You can give a cursor that is either pel or 3 pels wide. This improves screen quality on interlaced displays where a one pel wide cursor would cause flickering. Figures 8 and 9 are white, respectively.
White, black (W, W, B) and white, transparent, black (W,
It shows the effect of using the cursor in T and B). The use of black provides a cursor with a pleasant shadow that is stable and easy to selectively highlight. Note that the cursor in Figure 8 obscures the point in question, while the cursor in Figure 9 does not. Preferably, the cursor has lines three pels wide, as described above, but a two pels wide cursor, although not to the same extent, provides many advantages, including simpler logic.

[Effects of the Invention] According to the present invention, by using a multiple crosshair cursor, there is provided an interlaced display device that achieves a cursor that is displayed with almost no flicker, does not blur the point to be shown, and stands out from its surroundings. is given.
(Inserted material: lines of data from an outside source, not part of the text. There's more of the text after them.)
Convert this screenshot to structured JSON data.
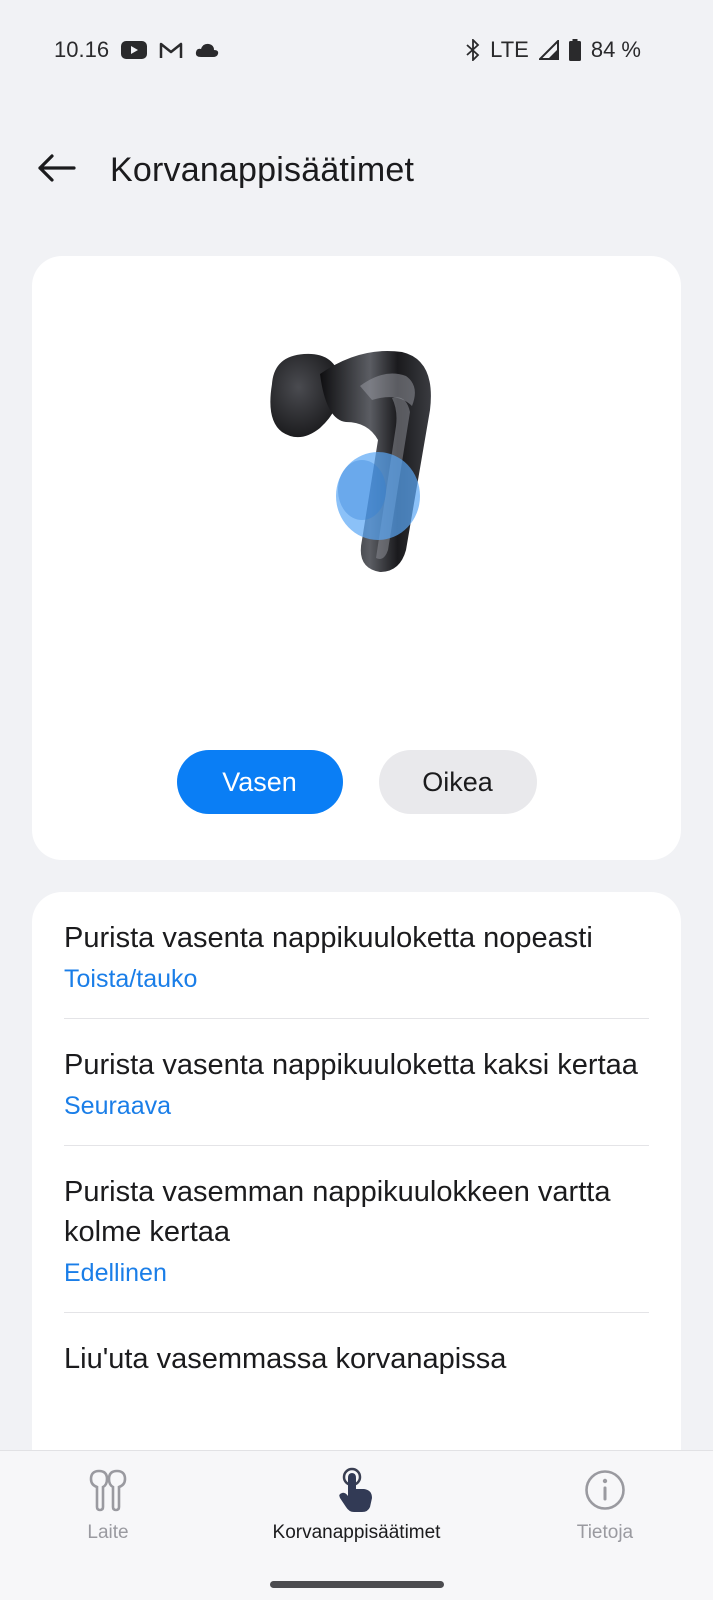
{
  "status_bar": {
    "time": "10.16",
    "network": "LTE",
    "battery": "84 %",
    "icons": [
      "youtube-icon",
      "gmail-icon",
      "cloud-icon",
      "bluetooth-icon",
      "signal-icon",
      "battery-icon"
    ]
  },
  "header": {
    "title": "Korvanappisäätimet",
    "back_icon": "arrow-left-icon"
  },
  "earbud_panel": {
    "image": "left-earbud-with-touch-area",
    "highlight_color": "#5aa6f5",
    "sides": [
      {
        "label": "Vasen",
        "selected": true
      },
      {
        "label": "Oikea",
        "selected": false
      }
    ]
  },
  "settings": [
    {
      "title": "Purista vasenta nappikuuloketta nopeasti",
      "value": "Toista/tauko"
    },
    {
      "title": "Purista vasenta nappikuuloketta kaksi kertaa",
      "value": "Seuraava"
    },
    {
      "title": "Purista vasemman nappikuulokkeen vartta kolme kertaa",
      "value": "Edellinen"
    },
    {
      "title": "Liu'uta vasemmassa korvanapissa",
      "value": ""
    }
  ],
  "bottom_nav": {
    "items": [
      {
        "label": "Laite",
        "icon": "earbuds-icon",
        "active": false
      },
      {
        "label": "Korvanappisäätimet",
        "icon": "touch-hand-icon",
        "active": true
      },
      {
        "label": "Tietoja",
        "icon": "info-icon",
        "active": false
      }
    ]
  },
  "colors": {
    "accent": "#0a7ef5",
    "link": "#1a7ee8",
    "background": "#f1f2f5",
    "card": "#ffffff"
  }
}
[Brief explanation of drawings]

Figure 1 shows bit per unit for refresh.
1 is a block diagram of the main components of a raster scan CRT display using a buffer; FIG. FIG. 2 is a diagram illustrating the logic operations required to display a three-line cursor on an interlaced display. FIG. 3 is a logic diagram for performing the functions shown in FIG. FIG. 4 is a logic diagram showing how the bits representing the crosshair cursor are generated. Fifth
1 is a block diagram showing an improved version in which a coded character buffer is used in addition to the bit-pel buffer of FIG. 6, 7, 8, and 9 are diagrams showing various aspects of the three-line cursor. 1...Bit buffer, 2...Refresh logic unit, 3...X address register, 4...
Y address register, 5, 6, 7... Parallel/serial converter, 11, 12, 13... Mixer, 17...
Cursor control logic.

Claims (1)

[Scope of Claims] 1. A cathode ray tube and a bit pel including a bit pattern representing an image displayed on the cathode ray tube.
a refresh buffer and an address register for addressing the bit-pel refresh buffer under the control of refresh logic to generate a bit stream for driving the cathode ray tube; and a crosshair cursor on the cathode ray tube. , the crosshair cursor consisting of a line at least two pels wide, generated under the control of cursor control logic, said cursor control logic controlling the contents of an address register and the desired cursor position. to generate a bit pattern representing said crosshair cursor, and synchronously inserting said cursor into said bitstream, and to generate a bit pattern representing said crosshair cursor, said image to be displayed and a crosshair at least two pels wide. A raster scan interlaced cathode ray tube display characterized in that it generates a composite bit stream representing a cursor.